I am reviewing for my linear algebra final and I completely forgot how to do these types of problems. How can I determine if a function lies within the span of a vector valued function?
For example, does $\begin{bmatrix} 1-2x\\-1-x \end{bmatrix}$, $\begin{bmatrix} 1-2x\\1-x \end{bmatrix}$,$\begin{bmatrix} 2-x\\0\end{bmatrix}$ lie in the span of:
$$a(x) = \begin{bmatrix} 1\\ x\end{bmatrix}$$
$$b(x) = \begin{bmatrix} x\\ 1\end{bmatrix}$$
$$c(x) = \begin{bmatrix} x\\ 2x\end{bmatrix}$$
By using Gaussian elimination?
Best Answer
There is no difference in method as opposed to vectors with constant entries, except that it may be necessary to work with algebraic expressions and that sometimes it may be necessary to distinguish cases (if an expression is zero or not).

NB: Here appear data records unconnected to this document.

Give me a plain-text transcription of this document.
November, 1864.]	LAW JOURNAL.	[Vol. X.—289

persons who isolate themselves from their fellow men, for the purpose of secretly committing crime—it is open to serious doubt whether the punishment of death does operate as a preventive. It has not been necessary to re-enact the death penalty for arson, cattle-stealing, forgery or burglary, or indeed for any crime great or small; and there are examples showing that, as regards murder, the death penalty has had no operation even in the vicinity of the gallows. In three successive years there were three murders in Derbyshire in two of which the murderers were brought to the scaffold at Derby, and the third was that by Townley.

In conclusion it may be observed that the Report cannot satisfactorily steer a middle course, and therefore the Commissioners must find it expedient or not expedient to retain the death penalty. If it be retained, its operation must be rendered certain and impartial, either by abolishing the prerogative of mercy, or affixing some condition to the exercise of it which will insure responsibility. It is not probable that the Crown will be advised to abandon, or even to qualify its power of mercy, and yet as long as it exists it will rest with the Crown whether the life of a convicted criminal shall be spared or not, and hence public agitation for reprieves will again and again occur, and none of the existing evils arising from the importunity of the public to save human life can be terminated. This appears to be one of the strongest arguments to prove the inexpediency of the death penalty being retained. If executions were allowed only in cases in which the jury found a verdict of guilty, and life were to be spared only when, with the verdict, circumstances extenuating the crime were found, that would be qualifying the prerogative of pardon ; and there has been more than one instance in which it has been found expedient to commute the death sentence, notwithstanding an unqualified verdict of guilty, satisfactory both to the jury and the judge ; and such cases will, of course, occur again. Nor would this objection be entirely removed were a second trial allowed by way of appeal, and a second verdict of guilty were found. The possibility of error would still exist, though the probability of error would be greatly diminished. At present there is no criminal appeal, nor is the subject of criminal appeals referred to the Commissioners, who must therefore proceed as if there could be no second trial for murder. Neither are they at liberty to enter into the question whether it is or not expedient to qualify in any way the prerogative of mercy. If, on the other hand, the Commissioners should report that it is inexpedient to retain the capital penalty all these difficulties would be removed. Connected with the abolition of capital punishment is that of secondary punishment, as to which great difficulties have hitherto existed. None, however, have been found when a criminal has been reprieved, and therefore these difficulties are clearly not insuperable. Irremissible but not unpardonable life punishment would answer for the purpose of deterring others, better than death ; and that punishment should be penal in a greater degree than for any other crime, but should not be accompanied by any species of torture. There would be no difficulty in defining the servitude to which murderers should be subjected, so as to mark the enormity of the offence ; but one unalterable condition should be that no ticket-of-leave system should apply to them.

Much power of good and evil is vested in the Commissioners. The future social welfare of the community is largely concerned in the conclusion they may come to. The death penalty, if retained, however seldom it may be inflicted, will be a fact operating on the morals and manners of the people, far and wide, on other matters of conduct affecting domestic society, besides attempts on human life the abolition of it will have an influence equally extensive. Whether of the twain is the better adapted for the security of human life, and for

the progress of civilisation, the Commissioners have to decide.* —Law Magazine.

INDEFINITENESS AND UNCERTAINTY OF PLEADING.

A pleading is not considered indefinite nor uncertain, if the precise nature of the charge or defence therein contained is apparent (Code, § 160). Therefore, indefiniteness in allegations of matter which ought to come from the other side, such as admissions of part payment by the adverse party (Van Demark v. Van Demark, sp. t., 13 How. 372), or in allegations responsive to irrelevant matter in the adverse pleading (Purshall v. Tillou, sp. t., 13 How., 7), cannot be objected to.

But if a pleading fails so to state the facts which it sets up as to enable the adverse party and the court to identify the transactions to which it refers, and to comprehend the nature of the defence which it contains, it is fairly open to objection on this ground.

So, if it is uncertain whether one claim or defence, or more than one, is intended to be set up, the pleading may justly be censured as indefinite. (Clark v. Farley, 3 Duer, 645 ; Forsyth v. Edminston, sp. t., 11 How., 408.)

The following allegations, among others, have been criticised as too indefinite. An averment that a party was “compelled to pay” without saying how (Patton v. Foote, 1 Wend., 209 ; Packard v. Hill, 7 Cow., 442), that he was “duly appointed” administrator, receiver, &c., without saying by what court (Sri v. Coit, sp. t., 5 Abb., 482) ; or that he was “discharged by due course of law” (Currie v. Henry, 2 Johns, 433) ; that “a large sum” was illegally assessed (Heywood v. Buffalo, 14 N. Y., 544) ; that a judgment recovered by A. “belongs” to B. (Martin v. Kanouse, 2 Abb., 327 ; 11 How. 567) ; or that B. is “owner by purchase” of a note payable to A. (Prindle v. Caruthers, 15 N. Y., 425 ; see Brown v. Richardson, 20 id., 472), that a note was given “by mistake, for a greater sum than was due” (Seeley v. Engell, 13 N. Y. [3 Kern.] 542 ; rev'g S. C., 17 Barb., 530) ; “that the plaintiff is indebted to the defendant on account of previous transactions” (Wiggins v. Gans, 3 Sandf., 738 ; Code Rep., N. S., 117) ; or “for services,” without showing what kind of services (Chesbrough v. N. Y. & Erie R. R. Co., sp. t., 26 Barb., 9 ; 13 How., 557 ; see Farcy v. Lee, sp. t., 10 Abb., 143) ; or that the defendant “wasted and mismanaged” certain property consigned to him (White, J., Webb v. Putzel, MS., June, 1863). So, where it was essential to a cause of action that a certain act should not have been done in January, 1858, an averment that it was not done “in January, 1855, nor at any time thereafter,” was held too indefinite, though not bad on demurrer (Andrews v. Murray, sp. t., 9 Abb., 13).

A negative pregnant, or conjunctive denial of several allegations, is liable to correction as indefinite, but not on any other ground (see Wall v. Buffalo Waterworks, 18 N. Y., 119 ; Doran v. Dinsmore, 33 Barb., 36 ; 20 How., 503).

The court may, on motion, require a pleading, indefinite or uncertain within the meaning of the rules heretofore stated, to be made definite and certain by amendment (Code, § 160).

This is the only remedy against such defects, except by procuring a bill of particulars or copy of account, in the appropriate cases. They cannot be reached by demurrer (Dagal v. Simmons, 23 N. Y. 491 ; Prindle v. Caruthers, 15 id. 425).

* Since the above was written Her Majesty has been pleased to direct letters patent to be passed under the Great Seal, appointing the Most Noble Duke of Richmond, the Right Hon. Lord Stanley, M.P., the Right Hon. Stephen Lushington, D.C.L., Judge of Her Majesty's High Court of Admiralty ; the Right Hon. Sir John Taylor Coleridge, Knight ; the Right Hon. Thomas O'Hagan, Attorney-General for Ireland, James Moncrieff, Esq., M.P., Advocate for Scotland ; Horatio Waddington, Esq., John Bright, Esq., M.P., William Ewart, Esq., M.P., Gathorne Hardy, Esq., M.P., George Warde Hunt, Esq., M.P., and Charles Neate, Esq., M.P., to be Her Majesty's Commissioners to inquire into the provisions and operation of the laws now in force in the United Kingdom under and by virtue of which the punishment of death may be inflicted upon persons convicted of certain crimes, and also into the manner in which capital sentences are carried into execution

But some tricks are possible: If you check e.g. the case $x=0$, you may just "see" an easy way to combine (and also see what degree of freedom is left and must be suitably chosen to work for all $x$).
Thus for the first vector with $x=0$, we find $$\left[{1\atop -1}\right]=1\cdot a(0)+(-1)\cdot b(0)+t\cdot c(0)$$ with + for the moment - arbitrary $t$ and notice that $$1\cdot a(x)+(-1)\cdot b(x)+t\cdot c(x)=\left[{1-x+tx\atop -1+x+2tx}\right]$$ so obviously we need both $t-1=-2$ and $2t+1=-1$, which has the valid (and unique) solution $t=-1$. Thus $$1\cdot a(x)+(-1)\cdot b(x)+(-1)\cdot c(x)=\left[{1-2x\atop -1-x}\right].$$
So one noticeable difference in the end is that the three coefficients are uniquely determined although the vectors have only two rows. This is no contradiction because the space of 2D vector functions with affine linear entries $\left[{\alpha+\beta x\atop\gamma+\delta x}\right]$ is in fact four-dimensional.